As she remembered those long-ago feelings, she recognized how shallow they were. She so wished Colton had been Tori’s father. He’d have stood by her. He’d have done the right thing, no matter how hard it was. By right thing, she didn’t mean marry her. She might have been young, but even when she was pregnant with Tori, she’d known she never wanted anyone to feel obligated to stand by her. By right thing, she meant he’d have stayed and helped raise the child they’d created. Colton would have supported her against her parents, and she had no doubt that with Colton by her side, she’d have won.
“And the guy, this Shawn, who was my real father. He didn’t want me, either?”

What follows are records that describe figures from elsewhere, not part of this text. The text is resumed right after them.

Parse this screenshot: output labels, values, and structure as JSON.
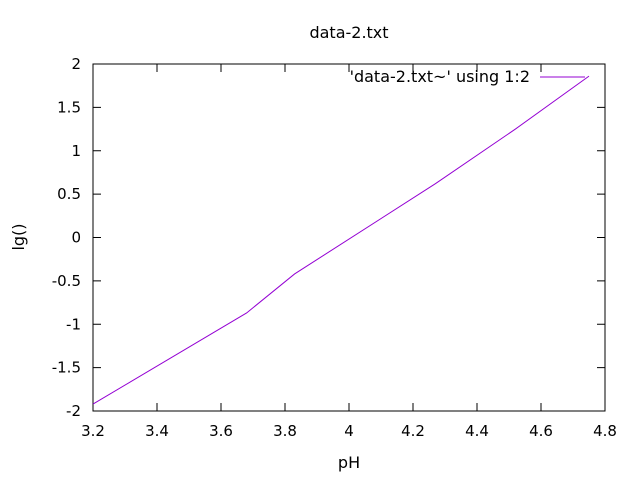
{
  "chart_data": {
    "type": "line",
    "title": "data-2.txt",
    "xlabel": "pH",
    "ylabel": "lg()",
    "xlim": [
      3.2,
      4.8
    ],
    "ylim": [
      -2,
      2
    ],
    "xticks": [
      3.2,
      3.4,
      3.6,
      3.8,
      4.0,
      4.2,
      4.4,
      4.6,
      4.8
    ],
    "xtick_labels": [
      "3.2",
      "3.4",
      "3.6",
      "3.8",
      "4",
      "4.2",
      "4.4",
      "4.6",
      "4.8"
    ],
    "yticks": [
      -2,
      -1.5,
      -1,
      -0.5,
      0,
      0.5,
      1,
      1.5,
      2
    ],
    "ytick_labels": [
      "-2",
      "-1.5",
      "-1",
      "-0.5",
      "0",
      "0.5",
      "1",
      "1.5",
      "2"
    ],
    "grid": false,
    "legend_position": "top-right",
    "series": [
      {
        "name": "'data-2.txt~' using 1:2",
        "color": "#9400d3",
        "x": [
          3.2,
          3.68,
          3.83,
          4.27,
          4.52,
          4.75
        ],
        "y": [
          -1.92,
          -0.87,
          -0.42,
          0.62,
          1.25,
          1.86
        ]
      }
    ]
  }
}
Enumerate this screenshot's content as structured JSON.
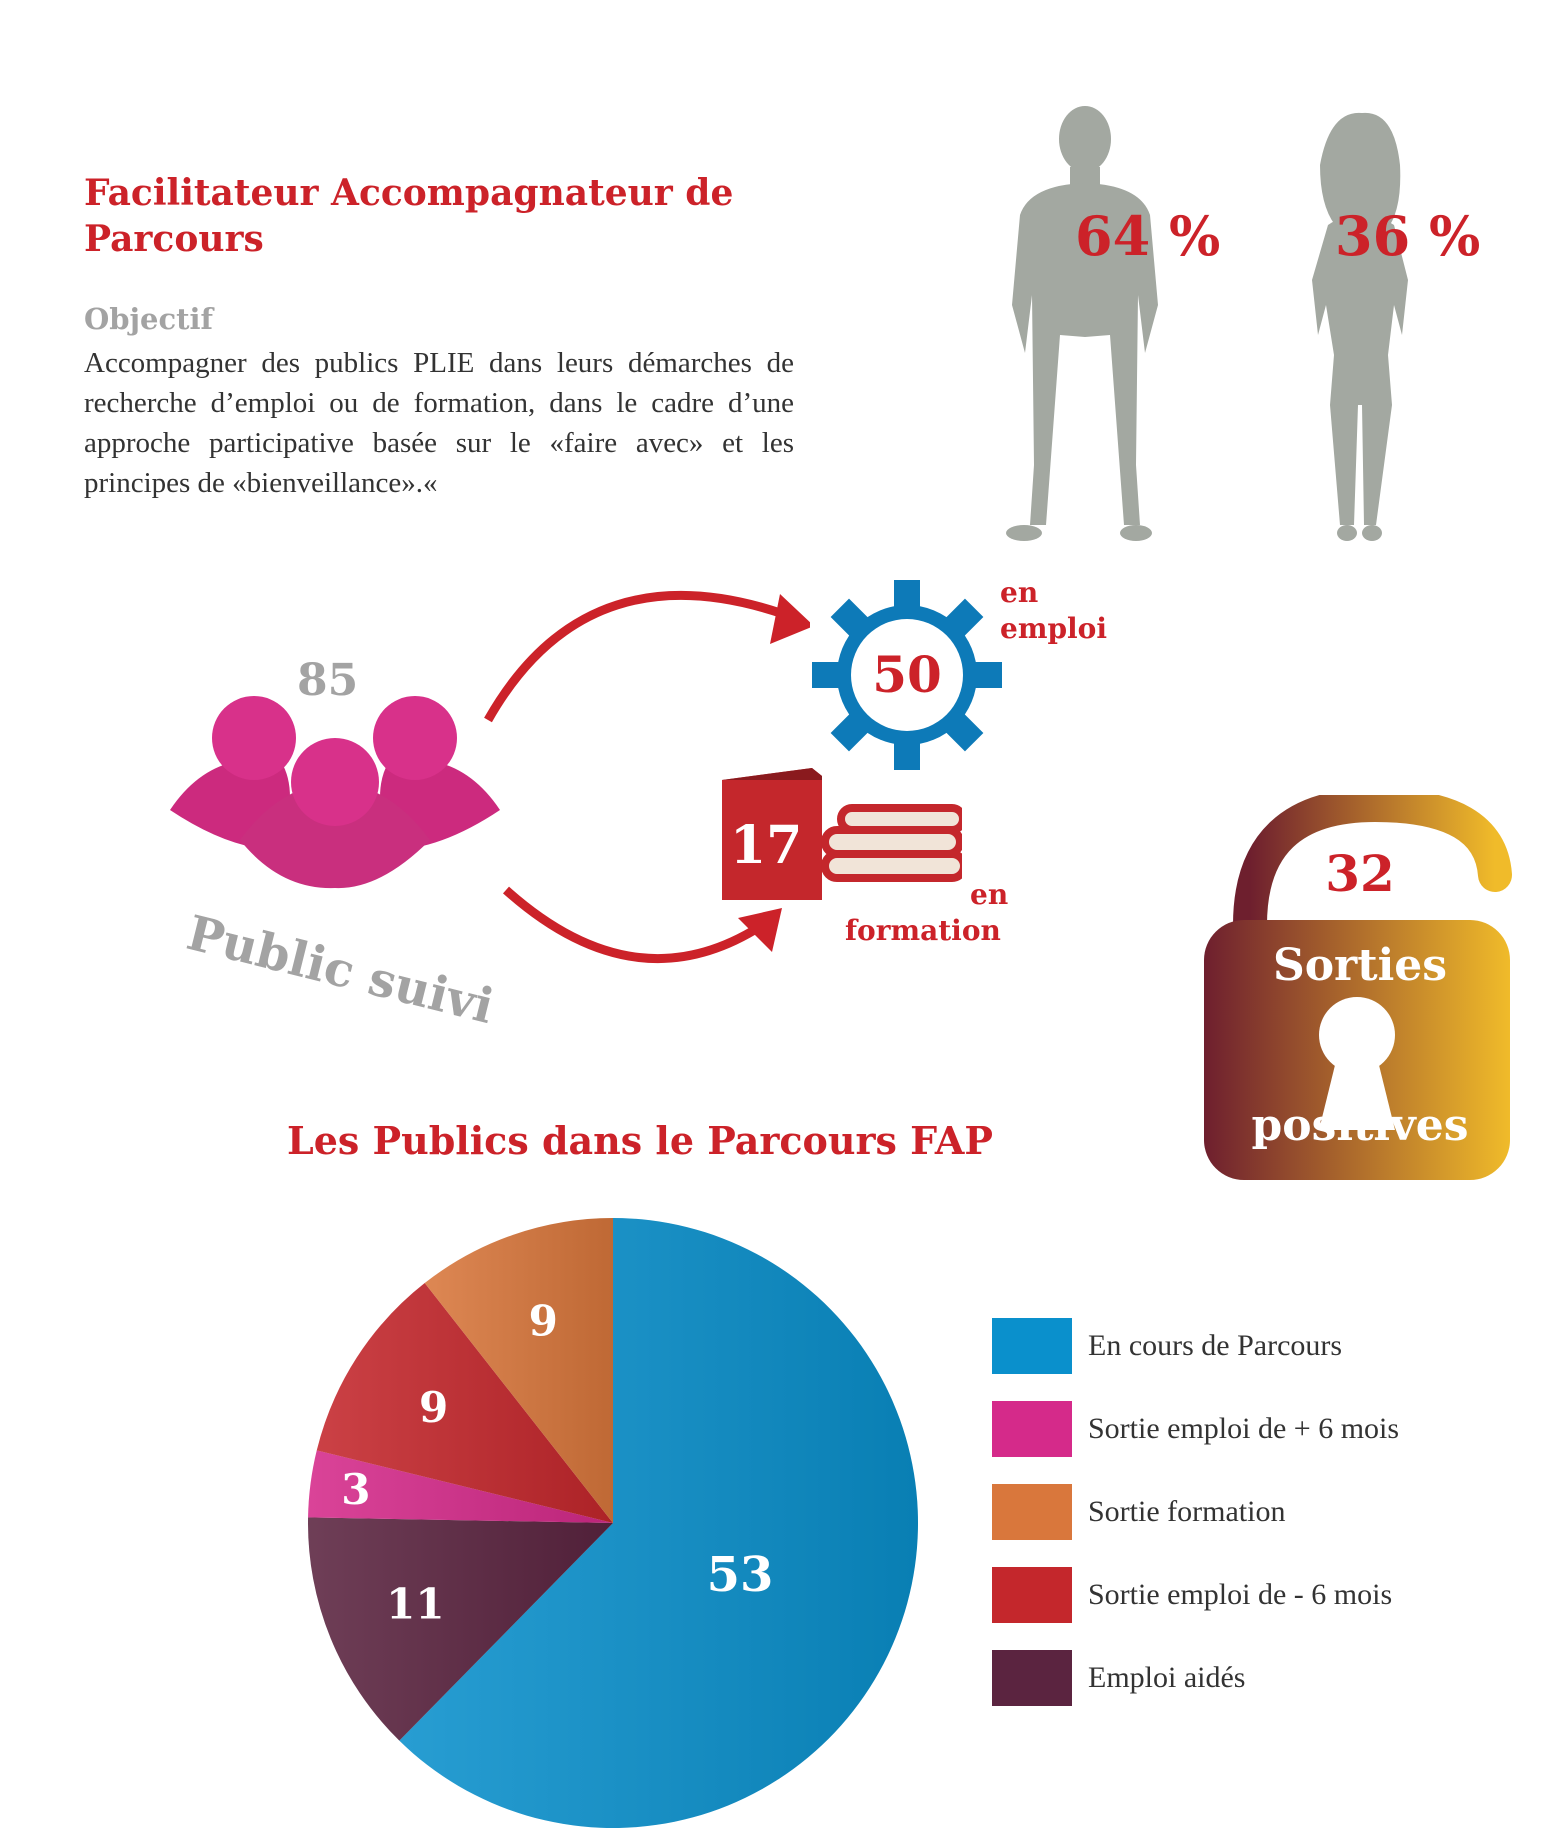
{
  "header": {
    "title": "Facilitateur Accompagnateur de Parcours",
    "objective_label": "Objectif",
    "objective_text": "Accompagner des publics PLIE dans leurs démarches de recherche d’emploi ou de formation, dans le cadre d’une approche participative basée sur le «faire avec» et les principes de «bienveillance».«"
  },
  "gender": {
    "men_pct": "64 %",
    "women_pct": "36 %"
  },
  "flow": {
    "public_count": "85",
    "public_label": "Public suivi",
    "emploi_count": "50",
    "emploi_label_1": "en",
    "emploi_label_2": "emploi",
    "formation_count": "17",
    "formation_label_1": "en",
    "formation_label_2": "formation"
  },
  "sorties": {
    "count": "32",
    "label_1": "Sorties",
    "label_2": "positives"
  },
  "chart_data": {
    "type": "pie",
    "title": "Les Publics dans le Parcours FAP",
    "slices": [
      {
        "label": "En cours de Parcours",
        "value": 53,
        "color": "#0a90cc"
      },
      {
        "label": "Emploi aidés",
        "value": 11,
        "color": "#5b2440"
      },
      {
        "label": "Sortie emploi de + 6 mois",
        "value": 3,
        "color": "#d52a8a"
      },
      {
        "label": "Sortie emploi de - 6 mois",
        "value": 9,
        "color": "#c4272c"
      },
      {
        "label": "Sortie formation",
        "value": 9,
        "color": "#d9773c"
      }
    ],
    "legend": [
      {
        "label": "En cours de Parcours",
        "color": "#0a90cc"
      },
      {
        "label": "Sortie emploi de + 6 mois",
        "color": "#d52a8a"
      },
      {
        "label": "Sortie formation",
        "color": "#d9773c"
      },
      {
        "label": "Sortie emploi de - 6 mois",
        "color": "#c4272c"
      },
      {
        "label": "Emploi aidés",
        "color": "#5b2440"
      }
    ],
    "legend_position": "right"
  }
}
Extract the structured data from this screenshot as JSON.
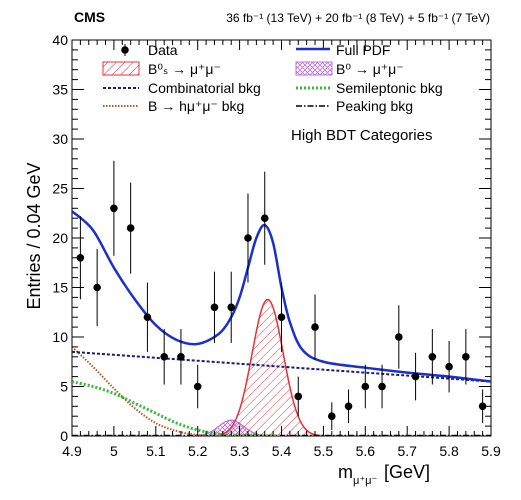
{
  "chart_data": {
    "type": "scatter",
    "experiment": "CMS",
    "luminosity": "36 fb⁻¹ (13 TeV) + 20 fb⁻¹ (8 TeV) + 5 fb⁻¹ (7 TeV)",
    "annotation": "High BDT Categories",
    "xlabel": "m",
    "xlabel_sub": "μ⁺μ⁻",
    "xlabel_unit": "[GeV]",
    "ylabel": "Entries / 0.04 GeV",
    "xlim": [
      4.9,
      5.9
    ],
    "ylim": [
      0,
      40
    ],
    "x_ticks": [
      4.9,
      5.0,
      5.1,
      5.2,
      5.3,
      5.4,
      5.5,
      5.6,
      5.7,
      5.8,
      5.9
    ],
    "x_tick_labels": [
      "4.9",
      "5",
      "5.1",
      "5.2",
      "5.3",
      "5.4",
      "5.5",
      "5.6",
      "5.7",
      "5.8",
      "5.9"
    ],
    "y_ticks": [
      0,
      5,
      10,
      15,
      20,
      25,
      30,
      35,
      40
    ],
    "y_tick_labels": [
      "0",
      "5",
      "10",
      "15",
      "20",
      "25",
      "30",
      "35",
      "40"
    ],
    "legend": {
      "placement": "top",
      "entries": [
        {
          "label": "Data",
          "style": "marker"
        },
        {
          "label": "Full PDF",
          "style": "line",
          "color": "#1a2fcc"
        },
        {
          "label": "B⁰ₛ → μ⁺μ⁻",
          "style": "hatch",
          "color": "#e8303a"
        },
        {
          "label": "B⁰ → μ⁺μ⁻",
          "style": "crosshatch",
          "color": "#c070e0"
        },
        {
          "label": "Combinatorial bkg",
          "style": "dashed",
          "color": "#1a1a7a"
        },
        {
          "label": "Semileptonic bkg",
          "style": "dotted",
          "color": "#33bb33"
        },
        {
          "label": "B → hμ⁺μ⁻ bkg",
          "style": "dotted",
          "color": "#b05a2a"
        },
        {
          "label": "Peaking bkg",
          "style": "dashdot",
          "color": "#000000"
        }
      ]
    },
    "data_points": [
      {
        "x": 4.92,
        "y": 18,
        "err": 4.2
      },
      {
        "x": 4.96,
        "y": 15,
        "err": 3.9
      },
      {
        "x": 5.0,
        "y": 23,
        "err": 4.8
      },
      {
        "x": 5.04,
        "y": 21,
        "err": 4.6
      },
      {
        "x": 5.08,
        "y": 12,
        "err": 3.5
      },
      {
        "x": 5.12,
        "y": 8,
        "err": 2.8
      },
      {
        "x": 5.16,
        "y": 8,
        "err": 2.8
      },
      {
        "x": 5.2,
        "y": 5,
        "err": 2.2
      },
      {
        "x": 5.24,
        "y": 13,
        "err": 3.6
      },
      {
        "x": 5.28,
        "y": 13,
        "err": 3.6
      },
      {
        "x": 5.32,
        "y": 20,
        "err": 4.5
      },
      {
        "x": 5.36,
        "y": 22,
        "err": 4.7
      },
      {
        "x": 5.4,
        "y": 12,
        "err": 3.5
      },
      {
        "x": 5.44,
        "y": 4,
        "err": 2.0
      },
      {
        "x": 5.48,
        "y": 11,
        "err": 3.3
      },
      {
        "x": 5.52,
        "y": 2,
        "err": 1.4
      },
      {
        "x": 5.56,
        "y": 3,
        "err": 1.7
      },
      {
        "x": 5.6,
        "y": 5,
        "err": 2.2
      },
      {
        "x": 5.64,
        "y": 5,
        "err": 2.2
      },
      {
        "x": 5.68,
        "y": 10,
        "err": 3.2
      },
      {
        "x": 5.72,
        "y": 6,
        "err": 2.4
      },
      {
        "x": 5.76,
        "y": 8,
        "err": 2.8
      },
      {
        "x": 5.8,
        "y": 7,
        "err": 2.6
      },
      {
        "x": 5.84,
        "y": 8,
        "err": 2.8
      },
      {
        "x": 5.88,
        "y": 3,
        "err": 1.7
      }
    ],
    "curves": {
      "full_pdf": {
        "x": [
          4.9,
          4.95,
          5.0,
          5.05,
          5.1,
          5.15,
          5.2,
          5.25,
          5.28,
          5.3,
          5.32,
          5.34,
          5.36,
          5.38,
          5.4,
          5.42,
          5.45,
          5.5,
          5.6,
          5.7,
          5.8,
          5.9
        ],
        "y": [
          22.7,
          20.8,
          17.0,
          13.8,
          11.2,
          9.7,
          9.3,
          10.3,
          12.0,
          14.0,
          17.0,
          20.0,
          21.3,
          19.5,
          15.0,
          11.5,
          8.7,
          7.5,
          6.9,
          6.4,
          6.0,
          5.5
        ]
      },
      "combinatorial": {
        "x": [
          4.9,
          5.9
        ],
        "y": [
          8.5,
          5.5
        ]
      },
      "semileptonic": {
        "x": [
          4.9,
          4.95,
          5.0,
          5.05,
          5.1,
          5.15,
          5.2,
          5.25,
          5.3,
          5.4
        ],
        "y": [
          5.5,
          5.0,
          4.3,
          3.3,
          2.3,
          1.3,
          0.6,
          0.2,
          0.05,
          0.0
        ]
      },
      "b_to_hmumu": {
        "x": [
          4.9,
          4.95,
          5.0,
          5.05,
          5.1,
          5.15,
          5.2,
          5.25
        ],
        "y": [
          9.0,
          7.0,
          4.8,
          2.8,
          1.3,
          0.5,
          0.1,
          0.0
        ]
      },
      "peaking": {
        "x": [
          4.9,
          5.9
        ],
        "y": [
          0.05,
          0.05
        ]
      },
      "bs_signal": {
        "mean": 5.367,
        "sigma": 0.037,
        "amplitude": 13.8
      },
      "b0_signal": {
        "mean": 5.28,
        "sigma": 0.03,
        "amplitude": 1.6
      }
    }
  }
}
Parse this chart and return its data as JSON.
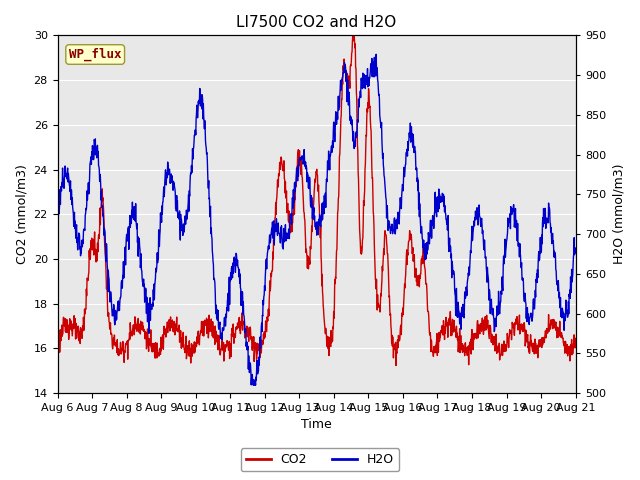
{
  "title": "LI7500 CO2 and H2O",
  "xlabel": "Time",
  "ylabel_left": "CO2 (mmol/m3)",
  "ylabel_right": "H2O (mmol/m3)",
  "ylim_left": [
    14,
    30
  ],
  "ylim_right": [
    500,
    950
  ],
  "yticks_left": [
    14,
    16,
    18,
    20,
    22,
    24,
    26,
    28,
    30
  ],
  "yticks_right": [
    500,
    550,
    600,
    650,
    700,
    750,
    800,
    850,
    900,
    950
  ],
  "xtick_labels": [
    "Aug 6",
    "Aug 7",
    "Aug 8",
    "Aug 9",
    "Aug 10",
    "Aug 11",
    "Aug 12",
    "Aug 13",
    "Aug 14",
    "Aug 15",
    "Aug 16",
    "Aug 17",
    "Aug 18",
    "Aug 19",
    "Aug 20",
    "Aug 21"
  ],
  "co2_color": "#cc0000",
  "h2o_color": "#0000cc",
  "background_color": "#e8e8e8",
  "legend_box_facecolor": "#ffffcc",
  "legend_box_edgecolor": "#999933",
  "wp_flux_label": "WP_flux",
  "wp_flux_text_color": "#880000",
  "grid_color": "#ffffff",
  "title_fontsize": 11,
  "axis_label_fontsize": 9,
  "tick_fontsize": 8,
  "linewidth": 1.0
}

She longed to say something to help Tori. To ease her anger. But she knew what it was like to feel betrayed by a parent, and she didn’t think there were any words that would erase that kind of pain. She’d try, though. “Shawn. Shawn Mayburn was his full name, in case you want it. He—we—were both kids. Not much older than you are now. We were high school sweethearts, making plans for our future. He’d go to college two years before me, but that was okay, because he’d be able to show me the ropes when I got there. We’d get our degrees, backpack through Europe and then...well, things got fuzzy then. Still, we knew we’d have a phenomenal life. We had all kinds of ideas. But we didn’t plan on having a baby—at least not when we were still in our teens. Please, Tori, no matter what you think of me, you have to know you were always, always wanted. And loved.”